Rozstanie to współczesna wersja Niewinnych czarodziei. Dwójka młodych nieznajomych singli spędza ze sobą noc. Dla Sandry to był jednorazowy wyskok, jednak Mateusz czuje się dotknięty stwierdzeniem dziewczyny – dla niego ta noc znaczyła dużo więcej. Z kolei Sandra uważa, iż ma prawo go zranić, bo jej na to pozwolił: przyjął reguły gry, którymi rządzi się romans.

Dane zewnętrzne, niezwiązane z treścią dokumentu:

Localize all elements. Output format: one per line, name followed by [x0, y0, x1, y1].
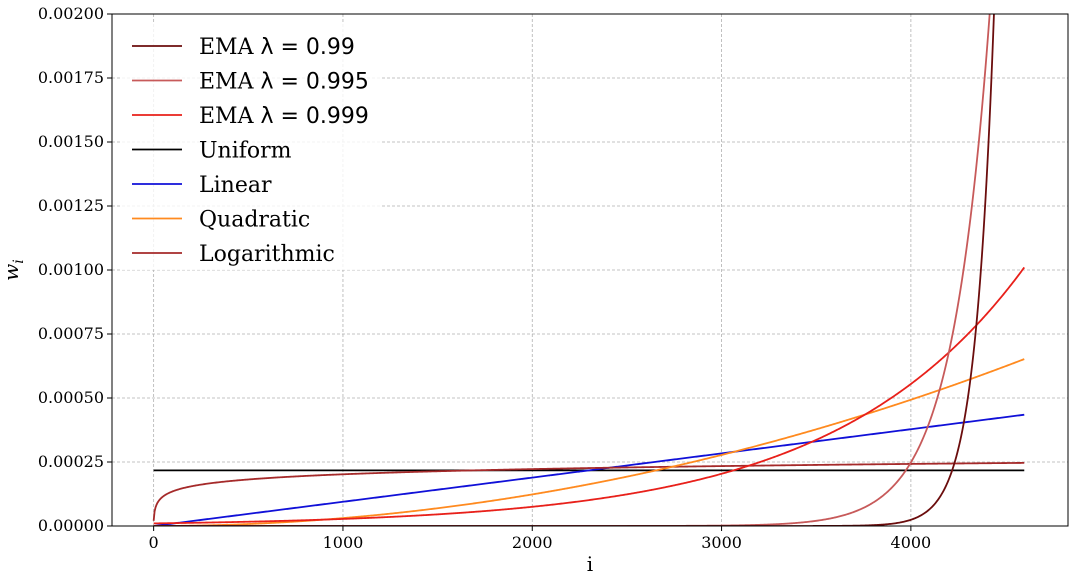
legend-label: EMA λ = 0.99 — [199, 35, 355, 60]
legend-label: Logarithmic — [199, 242, 335, 267]
legend-label: EMA λ = 0.999 — [199, 104, 369, 129]
series-line-ema-0-99 — [153, 14, 995, 526]
y-tick-label: 0.00200 — [38, 4, 104, 23]
legend-label: EMA λ = 0.995 — [199, 70, 369, 95]
y-ticks: 0.00000 0.00025 0.00050 0.00075 0.00100 0.001… — [38, 4, 112, 535]
y-tick-label: 0.00175 — [38, 68, 104, 87]
y-tick-label: 0.00050 — [38, 388, 104, 407]
x-tick-label: 3000 — [701, 533, 742, 552]
x-tick-label: 1000 — [323, 533, 364, 552]
x-tick-label: 2000 — [512, 533, 553, 552]
y-tick-label: 0.00125 — [38, 196, 104, 215]
y-tick-label: 0.00100 — [38, 260, 104, 279]
series-line-logarithmic — [152, 461, 1025, 521]
series-line-ema-0-999 — [153, 266, 1025, 525]
legend: EMA λ = 0.99 EMA λ = 0.995 EMA λ = 0.999 Un… — [120, 24, 382, 270]
y-tick-label: 0.00025 — [38, 452, 104, 471]
legend-label: Uniform — [199, 139, 292, 164]
x-ticks: 0 1000 2000 3000 4000 — [149, 526, 932, 552]
x-axis-label: i — [587, 552, 593, 575]
x-tick-label: 0 — [149, 533, 159, 552]
legend-label: Quadratic — [199, 208, 310, 233]
legend-label: Linear — [199, 173, 272, 198]
y-tick-label: 0.00000 — [38, 516, 104, 535]
series-line-quadratic — [153, 358, 1025, 526]
y-axis-label: wi — [0, 259, 27, 281]
y-tick-label: 0.00150 — [38, 132, 104, 151]
legend-box — [120, 24, 382, 270]
x-tick-label: 4000 — [891, 533, 932, 552]
series-line-linear — [153, 413, 1025, 526]
y-tick-label: 0.00075 — [38, 324, 104, 343]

Mężczyzna nie daje za wygraną: oznajmia Sandrze, że nie wypuści jej z mieszkania, dopóki się w nim nie zakocha. W tym świecie panuje toksyczność relacji międzyludzkich – przypadkowy seks, wykorzystywanie przemocy i przewagi nad drugim człowiekiem, by wykrzesać jakiekolwiek emocje. Nihilistyczna postawa jest szczególnie widoczna u Sandry, która bez skrepowania przyznaje się do życiowej rutyny, braku zainteresowania otaczającym światem, w tym zainteresowania kulturą wyższą. Śpiewane przez nią I can’t get no satisfaction jest hymnem wiecznie nienasyconego młodego pokolenia, poświęcającego się kolekcjonowaniu wrażeń.
Sztuka zadaje pytanie o granicę między wolnością a odpowiedzialnością w relacji miłosnej. Granicę, której linia demarkacyjna staje się coraz bardziej rozmyta i niepewna.